Bruxelles d’en haut (1/4): Vue en béton à 360° depuis l’Altitude 100
L’Altitude 100 est le phare emblématique du sud de Bruxelles. Du haut de ce mastodonte de béton, la vue est époustouflante. Une vue qui doit plus à la spéculation immobilière qu’au bon Dieu.
Publié le 10-07-2014 à 06h00
«Quand je grimpe sur la plateforme, la première chose que je regarde, c’est la gare. Les trains qui entrent et sortent me rappellent mon enfance. À Noël, dans les magasins, il y avait toujours ces superbes modèles réduits électriques, dans des paysages miniatures. Maintenant, je les ai pour moi».
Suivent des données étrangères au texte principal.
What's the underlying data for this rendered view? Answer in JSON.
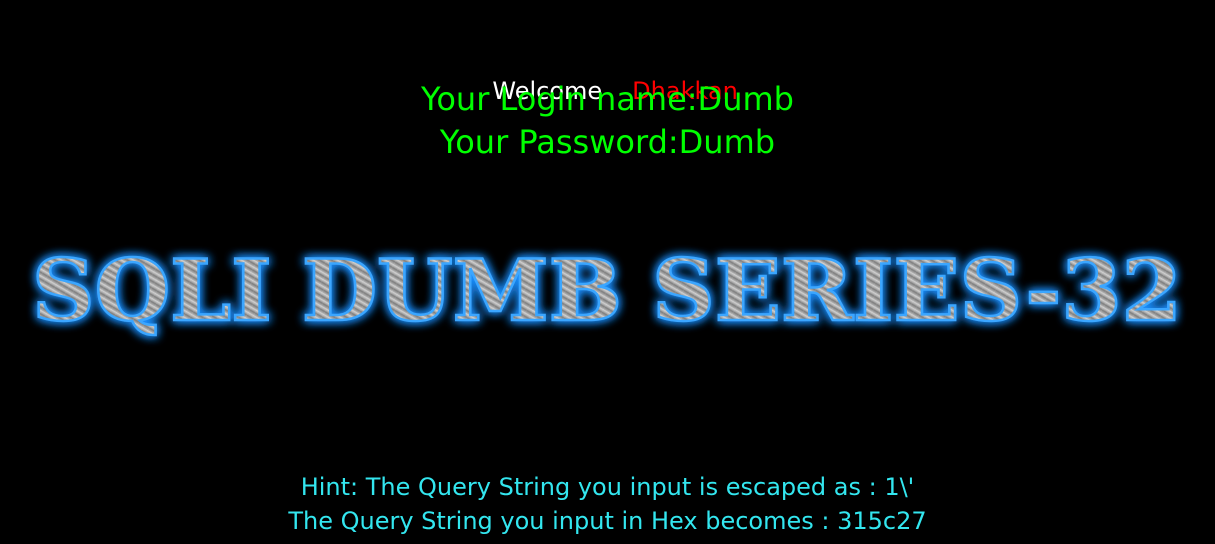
{
  "welcome": {
    "label": "Welcome",
    "name": "Dhakkan"
  },
  "login": {
    "name_line": "Your Login name:Dumb",
    "password_line": "Your Password:Dumb"
  },
  "banner": {
    "title": "SQLI DUMB SERIES-32"
  },
  "hints": {
    "escaped_line": "Hint: The Query String you input is escaped as : 1\\'",
    "hex_line": "The Query String you input in Hex becomes : 315c27"
  },
  "colors": {
    "background": "#000000",
    "welcome_text": "#ffffff",
    "name_text": "#ff0000",
    "login_text": "#00ff00",
    "hint_text": "#33e6ef",
    "banner_glow": "#1e90ff",
    "banner_metal": "#9a9a9a"
  }
}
Juché sur la tour de Saint-Augustin à 42m au-dessus des trottoirs, toisant les 8 rues en étoile qui y convergent, Robert Réunis porte la main à ses yeux. «En milieu d’après midi, on voit moins bien au sud. Le soleil éblouit parfois. Mais aujourd’hui, ça va. Regardez, on voit même la Butte du Lion, à Waterloo. C’est rare, avec le SMOG». En effet, un petit triangle blanc se détache, au-delà de la Forêt de Soignes. Nous voilà donc verni. Ou béni?
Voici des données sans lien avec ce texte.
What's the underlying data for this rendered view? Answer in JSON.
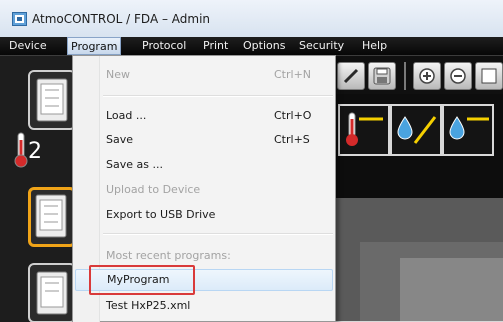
{
  "window": {
    "title": "AtmoCONTROL / FDA – Admin"
  },
  "menubar": [
    "Device",
    "Program",
    "Protocol",
    "Print",
    "Options",
    "Security",
    "Help"
  ],
  "program_menu": {
    "new": {
      "label": "New",
      "shortcut": "Ctrl+N"
    },
    "load": {
      "label": "Load ...",
      "shortcut": "Ctrl+O"
    },
    "save": {
      "label": "Save",
      "shortcut": "Ctrl+S"
    },
    "save_as": {
      "label": "Save as ..."
    },
    "upload": {
      "label": "Upload to Device"
    },
    "export": {
      "label": "Export to USB Drive"
    },
    "recent_heading": "Most recent programs:",
    "recent": [
      "MyProgram",
      "Test HxP25.xml"
    ]
  },
  "device_panel": {
    "value": "2"
  },
  "colors": {
    "accent_orange": "#f0a418",
    "highlight_red": "#d93a3a",
    "symbol_yellow": "#f5d000",
    "symbol_blue": "#4aa3df"
  }
}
Sans SMOG, on voit loin, très loin
N’en déplaise aux promoteurs d’Up-Site, la tour des riches en bord de Canal, la croix de l’église de l’Altitude 100, qui culmine à 53m en haut de Forest, reste bel et bien le point le plus élevé de la Région. Il suffit d’y grimper pour s’en persuader. Wiels, basilique de Koekelberg, tour Reyers, Atomium, Hôtel de Ville, Serres Royales, Palais de Justice, quartier européen, incinérateur de Neder, usines Audi ou hôpital Erasme: de là-haut, on ne loupe rien. Et la vue est époustouflante. Vraiment.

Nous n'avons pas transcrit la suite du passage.